Abstract

We apply three methods that use different regularization strategies to insert spatial constraints into the seismic-petrophysical inversion. The first method is what we call the structurally constrained inversion (SCI), which directly uses the structural information brought by the seismic stack image to insert geological (structural) constraints into the inversion. The second method is based on anisotropic Markov random field (AMRF) and uses the Huber energy function to reasonably model the spatial heterogeneity of petrophysical reservoir properties. Finally, the last method includes both geostatistical information (describing the lateral variability of reservoir properties) and hard data (i.e. well log data) constraints into the inversion kernel (GHDC inversion).

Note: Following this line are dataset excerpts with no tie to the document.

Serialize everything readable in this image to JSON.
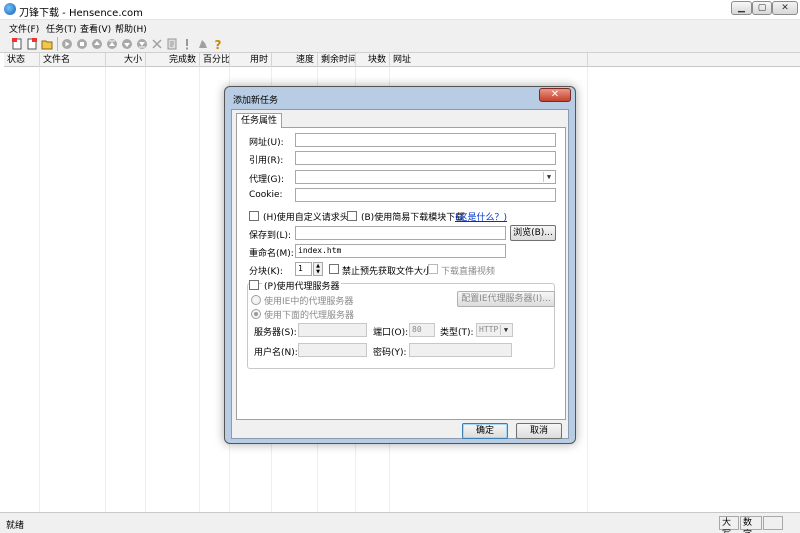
{
  "window": {
    "title": "刀锋下载 - Hensence.com"
  },
  "menu": [
    "文件(F)",
    "任务(T)",
    "查看(V)",
    "帮助(H)"
  ],
  "columns": [
    "状态",
    "文件名",
    "大小",
    "完成数",
    "百分比",
    "用时",
    "速度",
    "剩余时间",
    "块数",
    "网址"
  ],
  "status": {
    "text": "就绪",
    "caps": "大写",
    "num": "数字"
  },
  "dialog": {
    "title": "添加新任务",
    "close": "✕",
    "tab": "任务属性",
    "url_label": "网址(U):",
    "referer_label": "引用(R):",
    "proxy_label": "代理(G):",
    "cookie_label": "Cookie:",
    "custom_header": "(H)使用自定义请求头",
    "use_hensence": "(B)使用简易下载模块下载",
    "what_is": "(这是什么？)",
    "save_to_label": "保存到(L):",
    "browse": "浏览(B)...",
    "rename_label": "重命名(M):",
    "rename_value": "index.htm",
    "blocks_label": "分块(K):",
    "blocks_value": "1",
    "no_probe": "禁止预先获取文件大小",
    "stream": "下载直播视频",
    "use_proxy": "(P)使用代理服务器",
    "use_ie_proxy": "使用IE中的代理服务器",
    "use_below_proxy": "使用下面的代理服务器",
    "config_ie": "配置IE代理服务器(I)...",
    "server_label": "服务器(S):",
    "port_label": "端口(O):",
    "port_value": "80",
    "type_label": "类型(T):",
    "type_value": "HTTP",
    "user_label": "用户名(N):",
    "password_label": "密码(Y):",
    "ok": "确定",
    "cancel": "取消"
  }
}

For computationally feasibility, we apply a target-oriented inversion that uses the amplitude versus angle (AVA) responses extracted along the top reservoir reflections to infer the petrophysical properties of interest (i.e. porosity, water saturation and shaliness) for the target layer. In particular, an empirical, linear rock-physics model, properly calibrated for the investigated area, is used to rewrite the P-wave reflectivity equation as a function of the petrophysical contrasts instead of the elastic constants. This reformulation allows for a direct and a simultaneous estimation of petrophysical properties from AVA data. The implemented approaches are tested both on synthetic and field seismic data and compared against the standard method in which each AVA response is inverted independently (laterally unconstrained Bayesian inversion; LUBI). In the case of poor signal-to-noise ratio it turns out that the three considered spatially constrained methods achieve better delineations of reservoir bodies and provide more reliable results than the standard LUBI approach. More in detail, the AMRF recovers sharper geological boundaries than the SCI and GHDC algorithms. The SCI algorithms is more sensitive to data noise, whereas the key advantage of the GHDC consists in analytically providing posterior uncertainties for the model parameters. Finally, for what concerns the computational cost the GHDC and the SCI methods result the most and the least computationally demanding, respectively.